La vie et l'impact de Rabbi Refael Baroukh Toledano- Une ville assiegee

 

Au sujet du livre

En nous attaquant à la tâche de retracer quelque peu les voies de notre Grand Maître, nous nous sommes basés uniquement sur des sources sûres et précises, à la fois pour la description de l’époque, pour les actions, les conceptions et principes de Rabbi Baroukh.

Deux écrits remarquables nous ont aidés dans cette tâche : le premier, de la plume de Rabbi Avraham Amar, époux d’une petite-fille de Rabbi Baroukh, qui avait noté, encore du vivant de Rabbi Baroukh, des faits et des conduites qu’il avait vus de ses yeux et entendus de ses oreilles. Le second a été écrit par Rabbi David Schnéor, qui a fait des recherches pour connaître l’histoire de la vie de Rabbi Baroukh en interrogeant les membres de la famille et les anciens élèves. De notre côté, nous avons poursuivi les recherches et les interrogations auprès des membres de la famille parmi lesquels Rabbi Yossef, fils de Rabbi Baroukh zatsal, sa fille, la rabbanith Myriam Merzbach, et de nombreux petits-fils et petites-filles, ainsi que des disciples et gens proches qui vivaient dans son entourage.

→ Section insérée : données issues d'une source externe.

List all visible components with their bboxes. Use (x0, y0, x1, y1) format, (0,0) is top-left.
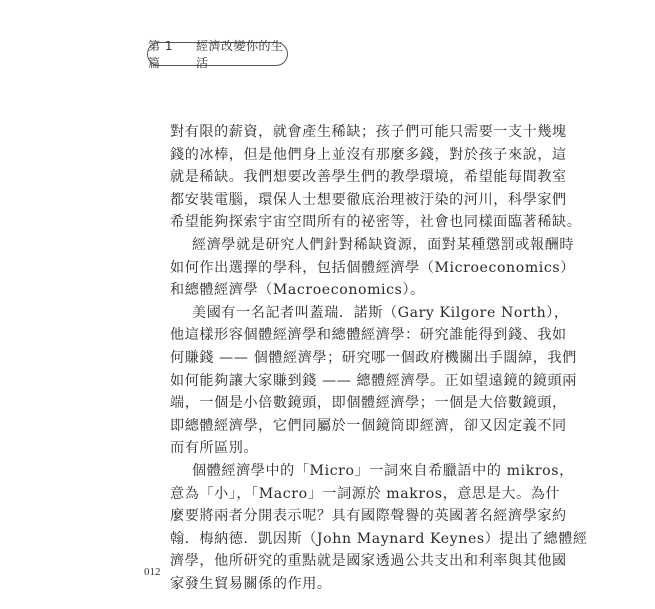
text-line: 家發生貿易關係的作用。 (170, 573, 492, 596)
text-line: 美國有一名記者叫蓋瑞．諾斯（Gary Kilgore North）， (170, 302, 492, 325)
text-line: 翰．梅納德．凱因斯（John Maynard Keynes）提出了總體經 (170, 528, 492, 551)
text-line: 麼要將兩者分開表示呢？具有國際聲譽的英國著名經濟學家約 (170, 505, 492, 528)
text-line: 希望能夠探索宇宙空間所有的祕密等，社會也同樣面臨著稀缺。 (170, 211, 492, 234)
part-label: 第 1 篇 (148, 37, 186, 71)
chapter-header: 第 1 篇 經濟改變你的生活 (147, 42, 288, 66)
chapter-title: 經濟改變你的生活 (196, 37, 287, 71)
text-line: 就是稀缺。我們想要改善學生們的教學環境，希望能每間教室 (170, 166, 492, 189)
text-line: 即總體經濟學，它們同屬於一個鏡筒即經濟，卻又因定義不同 (170, 415, 492, 438)
text-line: 錢的冰棒，但是他們身上並沒有那麼多錢，對於孩子來說，這 (170, 144, 492, 167)
page-number: 012 (144, 566, 161, 578)
text-line: 如何能夠讓大家賺到錢 —— 總體經濟學。正如望遠鏡的鏡頭兩 (170, 370, 492, 393)
text-line: 對有限的薪資，就會產生稀缺；孩子們可能只需要一支十幾塊 (170, 121, 492, 144)
text-line: 何賺錢 —— 個體經濟學；研究哪一個政府機關出手闊綽，我們 (170, 347, 492, 370)
body-text: 對有限的薪資，就會產生稀缺；孩子們可能只需要一支十幾塊錢的冰棒，但是他們身上並沒… (170, 121, 492, 595)
text-line: 和總體經濟學（Macroeconomics）。 (170, 279, 492, 302)
text-line: 意為「小」，「Macro」一詞源於 makros，意思是大。為什 (170, 483, 492, 506)
text-line: 濟學，他所研究的重點就是國家透過公共支出和利率與其他國 (170, 550, 492, 573)
text-line: 他這樣形容個體經濟學和總體經濟學：研究誰能得到錢、我如 (170, 324, 492, 347)
text-line: 而有所區別。 (170, 437, 492, 460)
text-line: 經濟學就是研究人們針對稀缺資源，面對某種懲罰或報酬時 (170, 234, 492, 257)
text-line: 都安裝電腦，環保人士想要徹底治理被汙染的河川，科學家們 (170, 189, 492, 212)
text-line: 如何作出選擇的學科，包括個體經濟學（Microeconomics） (170, 257, 492, 280)
text-line: 端，一個是小倍數鏡頭，即個體經濟學；一個是大倍數鏡頭， (170, 392, 492, 415)
text-line: 個體經濟學中的「Micro」一詞來自希臘語中的 mikros， (170, 460, 492, 483)
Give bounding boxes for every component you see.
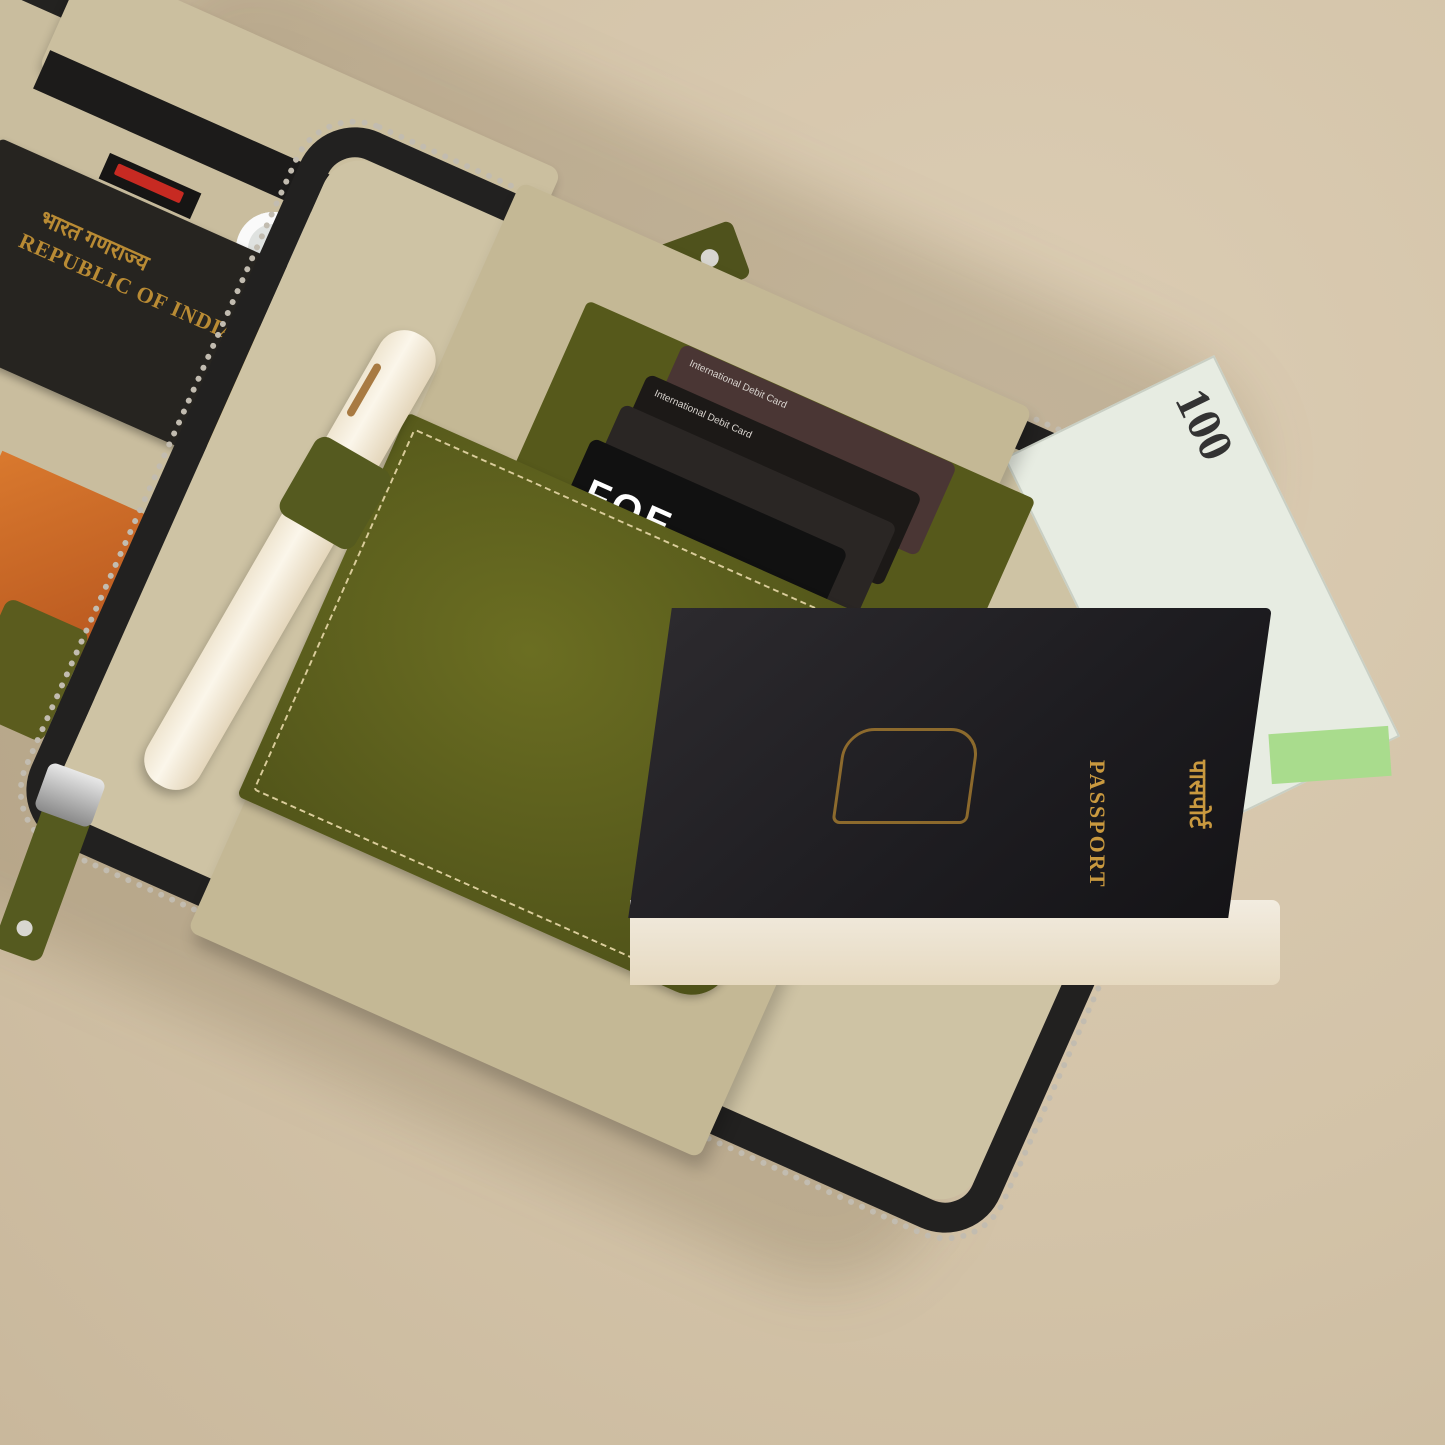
green-banknote <box>1268 726 1391 784</box>
passport-label: PASSPORT <box>1084 760 1110 889</box>
passport-label-hindi: पासपोर्ट <box>1182 760 1215 828</box>
passport <box>628 608 1272 918</box>
national-emblem-icon <box>831 728 980 824</box>
bill-denomination: 100 <box>1164 380 1245 469</box>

De façon un peu plus large, certains de ses élèves et de ses proches connaissances nous ont fait partager eux aussi quelques souvenirs. À côté de chaque anecdote rapportée, nous avons essayé d’en signaler la source. Même lorsque tel n’est pas le cas, nous portons témoignage que toutes sans exception ont été écrites après une recherche et une investigation précises.

Signalons qu’étant donné que Rabbi Baroukh avait adopté des comportements qui dépassaient les strictes obligations de la Loi et qu’en outre, du fait de son extrême humilité, il restait discret quant à bon nombre de ses conceptions et conduites en matière religieuse, nous avons pris soin, de ce fait, de ne pas mentionner certains points, pour ne pas aller contre sa volonté profonde, surtout lorsqu’il s’agissait de procédés qui ne sont pas accessibles à tout un chacun.

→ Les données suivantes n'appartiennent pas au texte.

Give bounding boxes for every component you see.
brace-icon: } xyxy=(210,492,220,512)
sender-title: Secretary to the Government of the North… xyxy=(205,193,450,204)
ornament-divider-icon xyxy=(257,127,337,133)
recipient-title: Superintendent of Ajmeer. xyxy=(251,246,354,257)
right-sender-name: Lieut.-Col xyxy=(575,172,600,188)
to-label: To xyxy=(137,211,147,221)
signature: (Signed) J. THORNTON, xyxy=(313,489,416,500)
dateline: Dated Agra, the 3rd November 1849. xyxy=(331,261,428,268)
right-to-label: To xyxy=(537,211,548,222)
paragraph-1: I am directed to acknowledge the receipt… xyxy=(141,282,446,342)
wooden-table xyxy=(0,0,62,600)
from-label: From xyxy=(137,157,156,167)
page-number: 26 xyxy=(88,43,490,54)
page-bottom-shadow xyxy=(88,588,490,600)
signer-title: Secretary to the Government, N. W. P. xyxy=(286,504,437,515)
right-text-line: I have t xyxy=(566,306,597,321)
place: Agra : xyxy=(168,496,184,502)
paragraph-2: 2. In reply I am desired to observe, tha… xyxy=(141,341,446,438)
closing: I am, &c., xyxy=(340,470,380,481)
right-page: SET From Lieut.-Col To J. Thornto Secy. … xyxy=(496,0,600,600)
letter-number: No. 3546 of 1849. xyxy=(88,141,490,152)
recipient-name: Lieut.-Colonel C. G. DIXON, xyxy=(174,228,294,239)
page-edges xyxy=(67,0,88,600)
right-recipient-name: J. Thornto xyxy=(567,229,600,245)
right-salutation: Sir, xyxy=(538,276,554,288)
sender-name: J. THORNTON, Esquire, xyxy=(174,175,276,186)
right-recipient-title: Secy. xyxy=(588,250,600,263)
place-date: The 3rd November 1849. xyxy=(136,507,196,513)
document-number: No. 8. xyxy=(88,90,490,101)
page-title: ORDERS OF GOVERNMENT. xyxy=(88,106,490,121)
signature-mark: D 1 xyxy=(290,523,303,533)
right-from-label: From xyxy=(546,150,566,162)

Ajoutons que toute remarque sera accueillie favorablement et nous demandons même à celui qui aurait connaissance de récits et témoignages ne figurant pas dans le livre de nous les faire parvenir pour qu’ils soient publiés s’il plaît à D., dans une prochaine édition.

C’est avec plaisir que nous signalons qu’une édition de ce livre, en anglais et en espagnol, est également en projet.

Introduction

Une ville assiegee

La ville de Meknès, située en plein cœur du Maroc, entre des forêts de cèdres verdoyants et des sources d’eau vive, jouissait d’un climat méditerranéen agréable.

Au printemps, les champs voisins de la ville se couvraient d’un tapis bigarré de fleurs sauvages, de narcisses et d’iris. Des amandiers, des térébinthes et des néfliers fleurissaient en toute splendeur et à travers le feuillage bruissant des nerpruns, on voyait percer de petites baies rouges. Leffluve de l’aneth, qui emplissait l’air, parvenait jusqu’à l’intérieur des murs entourant le quartier juif, le mellah. Dans les ruelles étroites où s’ébattaient gaiement les enfants, les parfums enivrants des alentours embaumaient l’air, pénétraient dans les boutiques des cordonniers, des tailleurs, des brodeurs et des orfèvres, et s’infiltraient jusque dans les batei'Midrach, les lieux de prière et d’étude où les érudits en djellaba se réunissaient pour étudier.

À cette époque de l’année, les portails de bois du mellah s’ouvraient tout grand, comme si la méfiance et les restrictions, qui avaient cours en hiver, n’étaient plus de mise, à la période où le peuple juif se préparait à la fête de la liberté. Les premiers à sortir étaient les enfants dont les cris pleins d’entrain étaient renvoyés par l’écho tandis qu’ils se précipitaient, ravis, vers le grand terrain vague qui séparait le mellah de la Médina, la vieille ville musulmane de Meknès. Des femmes chargées de grands bacs et de ballots de linge sortaient à leur suite. C’étaient les laveuses qui allaient faire leur grande lessive, amidonner le linge, puis le repasser à l’approche de la fête des matsoth. Et finalement, c’était le tour des notables qui sortaient sans se presser, conformément à leur dignité de Talmidei 'hakhamim posés et polis.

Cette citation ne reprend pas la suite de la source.